Altogether, my experience in South Africa this summer was
unparalleled. I have gained wisdom well beyond my years and I feel like
I can already apply the things I learned to real-life situations.


africa_uganda

Uganda (2)

Soroti
HealthNet/Transcultural Psychosocial
Organization (TPO)
Research
Summer 2006
Over the summer,
a fellow medical student/friend and I traveled to Soroti, Uganda. We worked
with a Dutch non-governmental organization called HealthNet/Transcultural
Psychosocial Organization (TPO)
, a group dedicated to improving the
mental health of war-torn communities. Our research focused on the impact
of HIV/AIDS on Internally Displaced Persons of Eastern Uganda.
We
designed individual surveys to collect both quantitative and qualitative
data to obtain baseline data on pertinent health issues that contribute
to the transmission of HIV/AIDS within Internally Displaced Persons (IDP)
camps (safe havens from rebel groups). Comprised of approximately 40 questions,
interviews focused on demographics, alcohol consumption, current sexual
practices, knowledge regarding HIV/AIDS, and how HIV/AIDS ranks among other
concerns.
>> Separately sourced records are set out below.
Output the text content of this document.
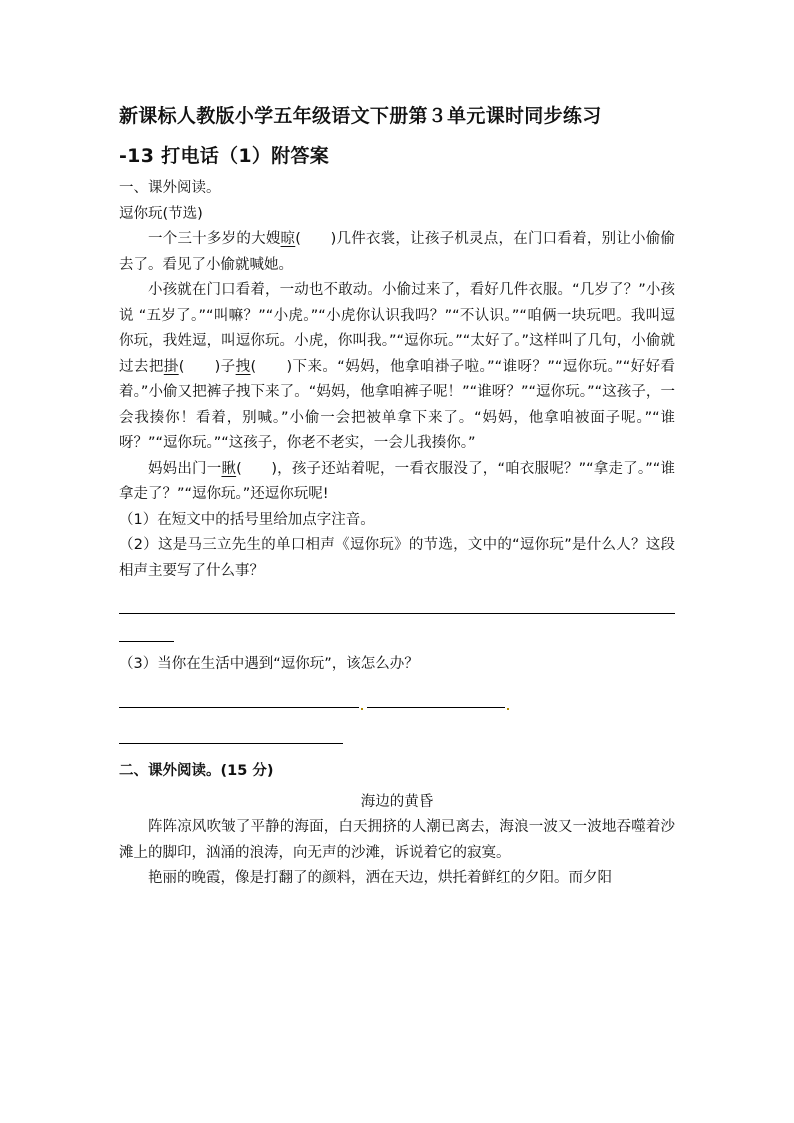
新课标人教版小学五年级语文下册第３单元课时同步练习

-13 打电话（1）附答案

一、课外阅读。

逗你玩(节选)

一个三十多岁的大嫂晾(　　)几件衣裳，让孩子机灵点，在门口看着，别让小偷偷去了。看见了小偷就喊她。

小孩就在门口看着，一动也不敢动。小偷过来了，看好几件衣服。“几岁了？”小孩说 “五岁了。”“叫嘛？”“小虎。”“小虎你认识我吗？”“不认识。”“咱俩一块玩吧。我叫逗你玩，我姓逗，叫逗你玩。小虎，你叫我。”“逗你玩。”“太好了。”这样叫了几句，小偷就过去把掛(　　)子拽(　　)下来。“妈妈，他拿咱褂子啦。”“谁呀？”“逗你玩。”“好好看着。”小偷又把裤子拽下来了。“妈妈，他拿咱裤子呢！”“谁呀？”“逗你玩。”“这孩子，一会我揍你！看着，别喊。”小偷一会把被单拿下来了。“妈妈，他拿咱被面子呢。”“谁呀？”“逗你玩。”“这孩子，你老不老实，一会儿我揍你。”

妈妈出门一瞅(　　)，孩子还站着呢，一看衣服没了，“咱衣服呢？”“拿走了。”“谁拿走了？”“逗你玩。”还逗你玩呢!

（1）在短文中的括号里给加点字注音。

（2）这是马三立先生的单口相声《逗你玩》的节选，文中的“逗你玩”是什么人？这段相声主要写了什么事？

（3）当你在生活中遇到“逗你玩”，该怎么办？

二、课外阅读。(15 分)

海边的黄昏

阵阵凉风吹皱了平静的海面，白天拥挤的人潮已离去，海浪一波又一波地吞噬着沙滩上的脚印，汹涌的浪涛，向无声的沙滩，诉说着它的寂寞。

艳丽的晚霞，像是打翻了的颜料，洒在天边，烘托着鲜红的夕阳。而夕阳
Surveys were conducted via 30 minute, one-on-one interviews of
men and women between the ages of 18 and 89. By the end of the two-month
period, we completed just over 200 surveys.
The overall experience
was inspirational and educational. We learned a lot about working abroad
in a resource poor setting, how to collaborate with non-governmental organizations,
and how to perform field work. On a more personal level, we observed first
hand the culture of foreign aid and its effects on the perception of “mizungu”
foreigners in Africa. This compelled us to think about larger scale issues
such as the benefits and consequences of foreign aid and how to reconcile
short-term needs with long-term sustainability.


africa_uganda

Uganda (3)

Kampala
Hospice Africa
Clinical work (hospice
care)
Summer 2004
I worked with
Hospice Africa. On a typical day
I would study for a few hours in the morning in the institution’s library.
Usually, I would read up on a case that we had or just research AIDS and
cancer in general. After a few hours of study time we left the base camp
to make home visits. All home visits consisted of interviews with the patient
and family members involved in caring for the patient. Some patients required
a physical exam if they were having additional problems or it was the first
visit. After the exam, we updated and/or filled all necessary medications
for the patient. We visited an average of 5 patients per day, and they were
spread out all over the city. After the visits we’d return for a “late lunch”
and then I’d go home for the evening.
Hospice Africa provides
pain relief and symptom management for terminally ill cancer and AIDS patients.
Teams of doctors and nurses visit patients in their homes and educate the
patients’ families and communities in how to best care for each individual
patient. The cornerstone of the physical care is oral morphine and antibiotics,
while the emotional and spiritual care is organized through the community
and religious organizations in which the patient is involved.